An inside look at the process behind Christo’s monumental artworks
From the installation of a 25-mile-long fence in California to the wrapping of the Arc de Triomphe in fabric, the monumental artworks of the late artists Christo and Jeanne-Claude were often years in the making. These projects, often done in public spaces and sensitive natural landscapes, required dozens of governmental approvals and permits that sometimes took decades to achieve. A new exhibition in Aspen offers a rare inside look at the process behind some of the pair’s most famous works, and the unique partnership that made it all possible.
Christo and Jeanne-Claude: Ephemeral Nature opens August 1 at Aspen’s Hexton Gallery, and features some early project drawings and collages that have never been publicly shown.
“[The work] is from their personal collection,” says Bob Chase, owner of Hexton Gallery. “Not only are these works that were important to them personally, they’re also in absolutely pristine condition.”
Rarely seen items in the show include early sketches for The Gates project in New York City’s Central Park and The Floating Piers built on the waters of Italy’s Lake Iseo. Some parts of the exhibition are particularly relevant to its setting in Colorado, where Christo and Jeanne-Claude pursued two different projects.
The exhibition is timed to the 50th anniversary of 1972’s Valley Curtain. In that project a 200,000-square-foot orange nylon curtain was spread 1,200 feet across a mountain gap in the town of Rifle, Colorado. Planned for 28 months, the project had a particularly short life, even for the ephemeral style of Christo and Jeanne-Claude’s work. “It was only up for 28 hours or so because the winds were so dramatic in the canyon,” Chase says. When the winds hit more than 60 miles per hour, a built-in mechanism was triggered, ripping the fabric open like the curtain on a stage.
The exhibition also includes early project sketches that show the alternate life that project could have lived. “They originally conceived it for Aspen, which most people aren’t aware of,” says Chase. “So there are these really special drawing collages created quite early in the project’s development showing the project in a valley here in Aspen.”
Chase says the Valley Curtain project is a good example of the long-term vision Christo and Jeanne-Claude had, keeping a project going even when sites changed or delays stretched into decades. “They really believed that if they could keep these projects alive, they would eventually find their home and their time. In some cases they developed projects for over 20 or 30 years,” Chase says. “There needs to be this perfect confluence of the political climate, the cultural climate; all those things need to come together in order for them to be able to pull these projects off.”

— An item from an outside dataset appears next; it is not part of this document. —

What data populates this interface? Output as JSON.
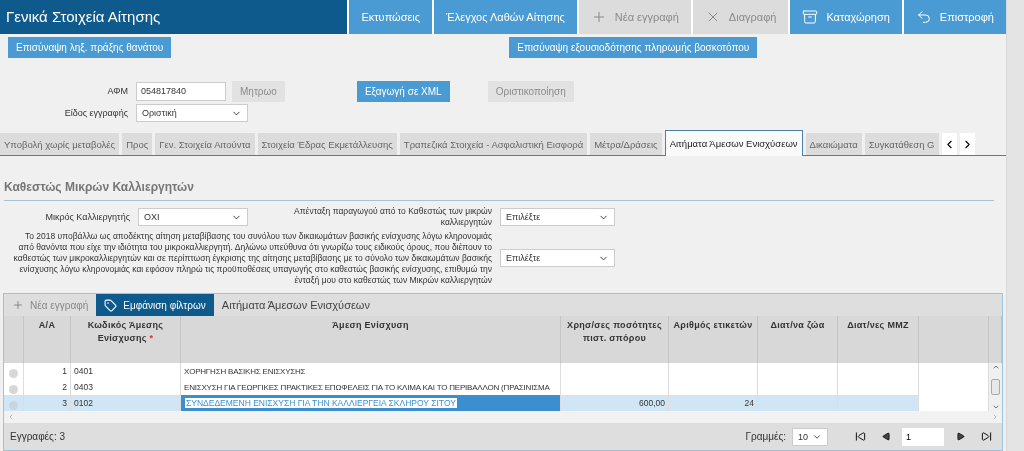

Part of that persistence, Chase says, came from Jeanne-Claude, who worked to build the case for projects and helped convince authorities to let them move forward. That made space for Christo to develop the conceptual side of the works. “He was the visionary, and she was the person to make it happen,” he says. “That partnership was really important.”
Chase says there’s one standout item in the exhibition that puts their partnership and relationship into view. It’s a bouquet of flowers that Christo wrapped, in the style of many of the pair’s monumental works, and gifted to Jeanne-Claude. The bouquet was displayed in their home for 30 years before their deaths, hers in 2009 and his in 2020. “To me, that’s as intimate as it gets,” Chase says.